I'm trying to turn a Nagios-NRPE check into a Check_MK one. The first one is:
check_procs -w 10 -c 15 -C crond
My attempt is to use the State and coung processes
rule but it always raise a critical alert. The parameters of my rule are (extracted from the rules.mk
configuration file):
'process': 'crond'
'okmax': 10
'okmin': 1
'warnmax': 15
'warnmin': 11
As the WATO config screen says nothing about critical thresholds, I have guessed the values outside these thresholds above raise a critical alert.
My problem is: when this rule is active, an critical alert is raised even when the number of processes found is inside the OK threshold.
The Status detail
of the alert is
CRIT - 7 processes (ok from 1 to 15)CRIT 1620.6 MB virtual, 28.2 MB resident, 2.7% CPU
Then, I cannot understand this behaviour and I feel that I misunderstand the check_MK threshold parameters or I'm missing something.
Can you help me?
Thanx in advance.
As I suspected in my question last paragraph, I misunderstood the check_MK threshold parametes.
These are the python code lines found in ~/share/check_mk/checks/ps
:
state = 0
if count > params["warnmax"] or count < params["warnmin"]:
state = 2
infotext += " (ok from %d to %d)(!!)" % (params["okmin"], params["okmax"])
elif count > params["okmax"] or count < params["okmin"]:
state = 1
infotext += " (ok from %d to %d)(!)" % (params["okmin"], params["okmax"])
So any value lower than warnmin
raises a critical alert.

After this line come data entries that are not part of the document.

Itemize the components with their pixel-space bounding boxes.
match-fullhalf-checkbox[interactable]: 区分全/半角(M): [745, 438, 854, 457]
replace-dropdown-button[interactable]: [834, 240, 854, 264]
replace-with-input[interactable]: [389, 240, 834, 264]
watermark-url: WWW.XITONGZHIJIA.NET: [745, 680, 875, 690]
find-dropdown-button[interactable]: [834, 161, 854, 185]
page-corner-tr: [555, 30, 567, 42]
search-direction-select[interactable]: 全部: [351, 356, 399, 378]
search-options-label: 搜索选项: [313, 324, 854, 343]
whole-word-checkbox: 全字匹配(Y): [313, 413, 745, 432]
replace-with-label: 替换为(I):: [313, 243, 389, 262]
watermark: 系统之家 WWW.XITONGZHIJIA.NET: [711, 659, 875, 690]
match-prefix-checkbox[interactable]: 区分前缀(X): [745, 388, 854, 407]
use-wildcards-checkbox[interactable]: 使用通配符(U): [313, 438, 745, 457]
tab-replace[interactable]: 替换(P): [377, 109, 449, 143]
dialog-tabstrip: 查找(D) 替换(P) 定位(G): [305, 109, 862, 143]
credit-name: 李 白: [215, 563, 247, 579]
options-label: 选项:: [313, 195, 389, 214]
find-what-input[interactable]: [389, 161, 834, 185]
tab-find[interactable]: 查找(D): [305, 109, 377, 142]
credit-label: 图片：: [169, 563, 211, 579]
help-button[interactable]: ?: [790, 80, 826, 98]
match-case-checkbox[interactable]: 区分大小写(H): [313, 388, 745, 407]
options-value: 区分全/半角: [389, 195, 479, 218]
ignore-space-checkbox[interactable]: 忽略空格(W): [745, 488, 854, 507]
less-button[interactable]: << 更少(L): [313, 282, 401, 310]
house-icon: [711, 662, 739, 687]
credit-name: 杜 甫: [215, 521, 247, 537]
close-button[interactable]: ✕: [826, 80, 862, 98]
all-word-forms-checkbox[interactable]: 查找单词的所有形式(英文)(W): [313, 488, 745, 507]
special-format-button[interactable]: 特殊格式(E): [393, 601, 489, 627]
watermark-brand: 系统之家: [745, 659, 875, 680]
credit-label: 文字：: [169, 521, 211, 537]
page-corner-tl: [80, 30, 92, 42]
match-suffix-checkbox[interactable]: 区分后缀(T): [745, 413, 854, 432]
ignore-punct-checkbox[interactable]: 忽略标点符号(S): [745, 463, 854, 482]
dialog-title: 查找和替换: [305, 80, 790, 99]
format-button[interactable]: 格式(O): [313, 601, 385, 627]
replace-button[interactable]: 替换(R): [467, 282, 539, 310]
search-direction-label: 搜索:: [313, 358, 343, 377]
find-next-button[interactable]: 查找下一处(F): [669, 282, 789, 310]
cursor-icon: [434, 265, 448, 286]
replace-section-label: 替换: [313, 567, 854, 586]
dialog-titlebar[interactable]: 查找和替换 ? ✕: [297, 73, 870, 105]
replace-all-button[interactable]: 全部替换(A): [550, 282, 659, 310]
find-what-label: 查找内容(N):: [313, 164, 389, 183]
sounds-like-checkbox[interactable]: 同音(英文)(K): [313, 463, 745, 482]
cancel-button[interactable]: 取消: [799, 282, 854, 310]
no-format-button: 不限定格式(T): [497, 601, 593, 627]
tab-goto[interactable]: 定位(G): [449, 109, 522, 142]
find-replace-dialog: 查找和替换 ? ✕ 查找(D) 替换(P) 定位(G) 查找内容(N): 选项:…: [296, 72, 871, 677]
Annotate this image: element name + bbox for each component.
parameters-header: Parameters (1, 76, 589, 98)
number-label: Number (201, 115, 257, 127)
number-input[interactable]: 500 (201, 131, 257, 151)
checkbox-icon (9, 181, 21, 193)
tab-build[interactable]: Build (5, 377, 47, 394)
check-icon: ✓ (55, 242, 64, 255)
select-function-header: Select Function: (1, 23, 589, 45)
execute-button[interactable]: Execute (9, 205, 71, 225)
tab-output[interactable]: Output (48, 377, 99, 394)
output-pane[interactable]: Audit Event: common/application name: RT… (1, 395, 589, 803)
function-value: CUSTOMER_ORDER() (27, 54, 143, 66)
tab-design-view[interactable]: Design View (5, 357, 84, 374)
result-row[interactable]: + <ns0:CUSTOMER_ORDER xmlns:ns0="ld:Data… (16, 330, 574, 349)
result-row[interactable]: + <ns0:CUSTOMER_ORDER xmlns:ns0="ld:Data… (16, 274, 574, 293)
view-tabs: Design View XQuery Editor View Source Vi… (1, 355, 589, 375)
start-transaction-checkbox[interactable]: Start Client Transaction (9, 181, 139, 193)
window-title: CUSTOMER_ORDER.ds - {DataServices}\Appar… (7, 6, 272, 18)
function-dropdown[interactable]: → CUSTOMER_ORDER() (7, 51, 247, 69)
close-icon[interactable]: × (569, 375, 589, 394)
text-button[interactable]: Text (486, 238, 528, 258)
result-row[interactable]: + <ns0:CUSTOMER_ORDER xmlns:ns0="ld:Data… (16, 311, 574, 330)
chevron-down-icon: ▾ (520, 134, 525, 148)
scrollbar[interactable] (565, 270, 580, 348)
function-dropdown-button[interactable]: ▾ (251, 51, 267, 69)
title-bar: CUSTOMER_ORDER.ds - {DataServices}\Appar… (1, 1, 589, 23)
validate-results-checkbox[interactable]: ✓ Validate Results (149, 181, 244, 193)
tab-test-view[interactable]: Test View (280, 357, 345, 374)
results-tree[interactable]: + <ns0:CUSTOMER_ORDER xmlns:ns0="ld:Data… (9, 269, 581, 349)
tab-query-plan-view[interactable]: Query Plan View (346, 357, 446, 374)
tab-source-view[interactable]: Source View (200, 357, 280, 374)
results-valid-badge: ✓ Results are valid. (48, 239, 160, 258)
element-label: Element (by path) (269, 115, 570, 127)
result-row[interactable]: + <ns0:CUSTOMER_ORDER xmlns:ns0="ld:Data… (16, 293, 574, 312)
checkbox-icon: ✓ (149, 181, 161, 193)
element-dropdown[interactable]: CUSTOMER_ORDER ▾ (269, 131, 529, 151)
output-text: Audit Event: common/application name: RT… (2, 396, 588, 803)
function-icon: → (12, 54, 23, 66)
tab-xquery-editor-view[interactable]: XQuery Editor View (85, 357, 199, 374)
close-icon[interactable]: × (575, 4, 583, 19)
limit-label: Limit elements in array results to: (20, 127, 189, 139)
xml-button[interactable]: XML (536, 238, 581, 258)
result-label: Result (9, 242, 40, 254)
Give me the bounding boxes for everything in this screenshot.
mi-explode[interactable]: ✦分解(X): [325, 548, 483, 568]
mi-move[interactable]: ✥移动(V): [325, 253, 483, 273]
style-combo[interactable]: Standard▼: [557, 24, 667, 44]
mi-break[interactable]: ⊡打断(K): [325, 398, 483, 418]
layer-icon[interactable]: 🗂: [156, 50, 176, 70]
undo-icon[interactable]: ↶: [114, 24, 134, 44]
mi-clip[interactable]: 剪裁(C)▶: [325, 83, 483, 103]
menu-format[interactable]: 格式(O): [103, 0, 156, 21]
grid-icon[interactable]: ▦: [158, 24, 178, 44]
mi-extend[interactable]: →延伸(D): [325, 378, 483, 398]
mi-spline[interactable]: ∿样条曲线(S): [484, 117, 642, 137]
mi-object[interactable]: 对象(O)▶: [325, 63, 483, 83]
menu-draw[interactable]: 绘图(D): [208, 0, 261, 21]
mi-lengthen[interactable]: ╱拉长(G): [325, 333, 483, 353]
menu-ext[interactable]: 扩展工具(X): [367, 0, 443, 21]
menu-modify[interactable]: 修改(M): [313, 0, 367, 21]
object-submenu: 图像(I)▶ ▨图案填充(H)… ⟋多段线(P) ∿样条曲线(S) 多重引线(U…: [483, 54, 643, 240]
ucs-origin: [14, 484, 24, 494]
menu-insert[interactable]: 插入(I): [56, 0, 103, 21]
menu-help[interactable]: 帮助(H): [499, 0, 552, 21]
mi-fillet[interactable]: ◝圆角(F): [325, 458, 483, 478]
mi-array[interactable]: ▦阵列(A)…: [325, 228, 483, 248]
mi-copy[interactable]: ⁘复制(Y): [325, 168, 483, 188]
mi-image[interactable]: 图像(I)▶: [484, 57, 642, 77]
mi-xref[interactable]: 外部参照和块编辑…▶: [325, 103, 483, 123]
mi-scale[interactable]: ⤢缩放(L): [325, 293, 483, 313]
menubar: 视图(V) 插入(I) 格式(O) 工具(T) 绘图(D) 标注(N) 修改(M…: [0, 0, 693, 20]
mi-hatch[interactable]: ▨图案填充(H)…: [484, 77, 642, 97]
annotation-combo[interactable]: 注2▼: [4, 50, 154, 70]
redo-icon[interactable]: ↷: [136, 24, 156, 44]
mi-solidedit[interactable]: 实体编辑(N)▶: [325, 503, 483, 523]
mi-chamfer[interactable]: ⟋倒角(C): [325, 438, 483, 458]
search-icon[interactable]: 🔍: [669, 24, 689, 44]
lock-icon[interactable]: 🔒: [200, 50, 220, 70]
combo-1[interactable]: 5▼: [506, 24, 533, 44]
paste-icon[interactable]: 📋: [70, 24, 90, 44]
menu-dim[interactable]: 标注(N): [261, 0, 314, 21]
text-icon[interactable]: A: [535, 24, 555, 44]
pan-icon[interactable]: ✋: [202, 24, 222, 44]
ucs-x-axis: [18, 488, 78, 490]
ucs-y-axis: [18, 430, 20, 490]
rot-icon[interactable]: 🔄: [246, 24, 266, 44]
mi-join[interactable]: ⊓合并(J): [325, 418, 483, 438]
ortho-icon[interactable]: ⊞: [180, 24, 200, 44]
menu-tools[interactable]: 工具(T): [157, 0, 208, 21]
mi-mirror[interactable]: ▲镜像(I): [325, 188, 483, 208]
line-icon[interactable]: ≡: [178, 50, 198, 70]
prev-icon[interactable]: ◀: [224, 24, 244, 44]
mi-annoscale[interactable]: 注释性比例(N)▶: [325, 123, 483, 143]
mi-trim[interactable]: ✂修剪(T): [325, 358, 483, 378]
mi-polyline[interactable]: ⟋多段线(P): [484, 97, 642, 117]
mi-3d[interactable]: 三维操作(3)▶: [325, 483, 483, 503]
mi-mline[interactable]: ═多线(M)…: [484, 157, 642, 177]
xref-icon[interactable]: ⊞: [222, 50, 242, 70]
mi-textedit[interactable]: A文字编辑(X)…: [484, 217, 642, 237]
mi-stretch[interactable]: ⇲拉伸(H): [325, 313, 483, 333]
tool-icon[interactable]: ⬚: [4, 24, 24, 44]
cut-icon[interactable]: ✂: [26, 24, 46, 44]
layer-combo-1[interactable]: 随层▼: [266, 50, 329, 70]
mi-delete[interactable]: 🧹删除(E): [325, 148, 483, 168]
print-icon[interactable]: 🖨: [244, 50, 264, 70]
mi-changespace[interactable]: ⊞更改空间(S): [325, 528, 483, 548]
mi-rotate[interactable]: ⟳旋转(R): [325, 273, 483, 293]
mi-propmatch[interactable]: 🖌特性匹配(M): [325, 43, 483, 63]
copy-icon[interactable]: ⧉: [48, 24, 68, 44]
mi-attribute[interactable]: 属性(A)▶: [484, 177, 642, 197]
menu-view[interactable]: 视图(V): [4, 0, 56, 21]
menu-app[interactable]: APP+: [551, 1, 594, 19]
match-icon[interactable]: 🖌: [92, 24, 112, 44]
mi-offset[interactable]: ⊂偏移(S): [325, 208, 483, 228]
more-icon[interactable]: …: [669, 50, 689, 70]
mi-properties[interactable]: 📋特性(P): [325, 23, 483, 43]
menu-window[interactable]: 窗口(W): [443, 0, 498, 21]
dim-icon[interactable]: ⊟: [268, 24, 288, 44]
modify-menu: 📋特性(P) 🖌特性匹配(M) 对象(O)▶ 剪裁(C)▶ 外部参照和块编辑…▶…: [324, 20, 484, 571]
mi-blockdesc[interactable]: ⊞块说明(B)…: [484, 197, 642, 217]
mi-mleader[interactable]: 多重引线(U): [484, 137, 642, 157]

Thus, in order to prevent this, the warn
interval must include the ok
one. In my example, the warmin
value should be lowered down to match the okmin
one.
'process': 'crond'
'okmax': 10
'okmin': 1
'warnmax': 15
'warnmin': 1
In mathematical terms, the ok
interval must be a subinterval of warn
one.
I wrongly guessed these intervals should not overlap, but actually they must.